Time Warner finally demerged AOL in 2009, and since then, the company has outperformed the S&P 500 index with little fanfare. On top of its mobile video technology AOL also owns some well-known content providers including Huffington Post, TechCrunch and Engadget. AOL's first-quarter results, revealed last week, comfortably beat Wall Street revenue expectations.
Most industry observers believe that mobile video, whether combined with advertising or not, is the most likely growth area in telecommunications in the near term. In a statement on the deal, Verizon said the online market research group eMarketer estimated that the current market for mobile video advertising was worth "almost $600bn per year". AOL's proprietary video technology is seen as one of the most advanced and competitive platforms.
Much of the credit for the re-emergence of AOL is likely to go to the current chief executive, Tim Armstrong, who will remain with the company as it transitions into a subsidiary of Verizon. The deal is due to complete in the summer.

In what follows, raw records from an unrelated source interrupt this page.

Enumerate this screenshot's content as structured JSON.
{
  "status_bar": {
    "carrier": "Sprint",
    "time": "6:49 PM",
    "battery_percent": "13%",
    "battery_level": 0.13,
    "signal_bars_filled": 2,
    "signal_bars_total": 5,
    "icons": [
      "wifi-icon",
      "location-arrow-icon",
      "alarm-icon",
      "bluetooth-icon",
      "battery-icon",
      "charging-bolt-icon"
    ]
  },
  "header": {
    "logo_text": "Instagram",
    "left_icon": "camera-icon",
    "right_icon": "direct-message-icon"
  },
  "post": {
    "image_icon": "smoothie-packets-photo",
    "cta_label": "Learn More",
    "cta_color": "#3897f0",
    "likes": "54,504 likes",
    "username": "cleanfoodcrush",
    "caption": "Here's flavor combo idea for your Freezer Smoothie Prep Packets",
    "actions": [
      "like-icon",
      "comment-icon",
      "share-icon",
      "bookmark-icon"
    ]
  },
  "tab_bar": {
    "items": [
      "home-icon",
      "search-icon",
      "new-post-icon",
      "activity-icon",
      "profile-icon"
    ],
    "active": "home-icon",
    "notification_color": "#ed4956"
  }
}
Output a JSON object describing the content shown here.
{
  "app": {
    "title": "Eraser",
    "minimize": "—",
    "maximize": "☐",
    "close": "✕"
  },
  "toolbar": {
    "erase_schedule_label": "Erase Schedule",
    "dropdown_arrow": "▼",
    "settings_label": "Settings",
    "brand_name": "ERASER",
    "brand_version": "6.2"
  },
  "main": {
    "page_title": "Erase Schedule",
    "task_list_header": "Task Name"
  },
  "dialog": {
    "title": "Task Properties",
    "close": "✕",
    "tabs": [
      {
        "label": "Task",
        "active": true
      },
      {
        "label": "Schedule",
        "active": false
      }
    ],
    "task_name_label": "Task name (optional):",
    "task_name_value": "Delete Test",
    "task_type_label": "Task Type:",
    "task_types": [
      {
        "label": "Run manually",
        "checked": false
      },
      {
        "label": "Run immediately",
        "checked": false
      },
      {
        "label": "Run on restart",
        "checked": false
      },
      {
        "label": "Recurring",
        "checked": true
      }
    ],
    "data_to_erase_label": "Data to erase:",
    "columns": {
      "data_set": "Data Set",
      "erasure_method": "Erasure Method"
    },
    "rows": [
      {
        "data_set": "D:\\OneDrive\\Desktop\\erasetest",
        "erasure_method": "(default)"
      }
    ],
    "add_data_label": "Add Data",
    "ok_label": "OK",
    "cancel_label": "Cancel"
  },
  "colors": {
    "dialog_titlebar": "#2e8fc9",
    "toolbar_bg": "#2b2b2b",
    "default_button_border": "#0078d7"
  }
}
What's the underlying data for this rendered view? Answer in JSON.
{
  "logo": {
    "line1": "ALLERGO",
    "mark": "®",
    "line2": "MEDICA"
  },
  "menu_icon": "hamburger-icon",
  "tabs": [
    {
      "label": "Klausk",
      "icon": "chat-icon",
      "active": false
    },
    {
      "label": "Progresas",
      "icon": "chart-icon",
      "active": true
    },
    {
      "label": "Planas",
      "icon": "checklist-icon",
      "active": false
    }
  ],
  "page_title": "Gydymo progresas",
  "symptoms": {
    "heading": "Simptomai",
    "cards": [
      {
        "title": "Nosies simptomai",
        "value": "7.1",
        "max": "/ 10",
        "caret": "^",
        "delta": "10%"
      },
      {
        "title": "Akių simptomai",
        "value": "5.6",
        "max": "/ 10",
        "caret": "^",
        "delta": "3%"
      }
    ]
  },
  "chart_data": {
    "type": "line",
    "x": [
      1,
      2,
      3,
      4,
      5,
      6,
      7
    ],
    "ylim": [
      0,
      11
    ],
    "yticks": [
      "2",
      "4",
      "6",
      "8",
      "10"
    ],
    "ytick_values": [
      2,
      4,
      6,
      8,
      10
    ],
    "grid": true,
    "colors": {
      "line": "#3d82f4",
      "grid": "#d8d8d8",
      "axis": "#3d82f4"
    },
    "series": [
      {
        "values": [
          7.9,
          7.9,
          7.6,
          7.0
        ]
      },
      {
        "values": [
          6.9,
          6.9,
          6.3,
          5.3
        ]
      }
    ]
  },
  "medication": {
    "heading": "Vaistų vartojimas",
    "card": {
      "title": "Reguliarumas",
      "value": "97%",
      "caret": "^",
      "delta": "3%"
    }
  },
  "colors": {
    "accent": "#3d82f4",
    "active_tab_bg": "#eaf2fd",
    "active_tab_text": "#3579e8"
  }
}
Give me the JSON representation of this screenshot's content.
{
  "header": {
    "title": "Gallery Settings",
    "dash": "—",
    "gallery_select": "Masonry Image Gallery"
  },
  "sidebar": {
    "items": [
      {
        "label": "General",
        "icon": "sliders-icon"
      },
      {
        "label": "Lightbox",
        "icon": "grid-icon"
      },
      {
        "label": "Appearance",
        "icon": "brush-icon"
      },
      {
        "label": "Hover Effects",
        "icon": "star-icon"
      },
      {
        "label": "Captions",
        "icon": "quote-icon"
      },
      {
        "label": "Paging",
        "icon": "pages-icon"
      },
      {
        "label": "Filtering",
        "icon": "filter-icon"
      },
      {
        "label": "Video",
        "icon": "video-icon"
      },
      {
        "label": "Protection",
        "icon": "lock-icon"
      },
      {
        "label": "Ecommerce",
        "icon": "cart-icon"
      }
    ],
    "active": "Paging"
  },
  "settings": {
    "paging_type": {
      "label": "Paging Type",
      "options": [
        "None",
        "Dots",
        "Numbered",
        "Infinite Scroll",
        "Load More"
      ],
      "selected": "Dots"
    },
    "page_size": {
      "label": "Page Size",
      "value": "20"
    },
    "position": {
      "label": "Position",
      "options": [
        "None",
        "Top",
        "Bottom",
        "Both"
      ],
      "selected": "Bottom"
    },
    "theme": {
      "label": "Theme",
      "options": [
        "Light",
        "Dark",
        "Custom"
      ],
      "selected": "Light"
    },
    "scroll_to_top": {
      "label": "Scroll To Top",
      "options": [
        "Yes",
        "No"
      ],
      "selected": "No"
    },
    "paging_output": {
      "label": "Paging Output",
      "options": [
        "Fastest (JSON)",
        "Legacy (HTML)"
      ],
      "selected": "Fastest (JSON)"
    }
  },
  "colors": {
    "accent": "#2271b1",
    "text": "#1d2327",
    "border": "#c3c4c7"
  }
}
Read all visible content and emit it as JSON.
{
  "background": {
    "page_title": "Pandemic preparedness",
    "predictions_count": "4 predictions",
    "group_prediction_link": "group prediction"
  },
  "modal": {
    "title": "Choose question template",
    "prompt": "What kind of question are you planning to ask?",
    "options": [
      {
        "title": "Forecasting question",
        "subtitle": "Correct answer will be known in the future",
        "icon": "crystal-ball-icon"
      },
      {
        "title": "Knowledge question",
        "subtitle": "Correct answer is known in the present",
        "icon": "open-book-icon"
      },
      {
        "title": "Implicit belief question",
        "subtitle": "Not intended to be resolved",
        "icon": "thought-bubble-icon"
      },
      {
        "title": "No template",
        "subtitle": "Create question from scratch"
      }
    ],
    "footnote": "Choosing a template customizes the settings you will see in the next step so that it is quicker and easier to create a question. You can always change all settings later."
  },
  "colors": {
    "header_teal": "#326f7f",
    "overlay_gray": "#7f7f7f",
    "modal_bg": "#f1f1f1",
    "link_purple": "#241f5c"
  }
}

In a television interview with the US business network CNBC, Mr Armstrong said: "These are the two biggest growth markets in the world: video and mobile. We have built our systems, our talent and the global scale of what we are doing in that direction. Verizon has been one of our biggest, best partners… We share a combined vision."
Lowell McAdam, the chairman and chief executive of Verizon, said in a statement: "This acquisition supports our strategy to provide a cross-screen connection for consumers, creators and advertisers to deliver that premium customer experience."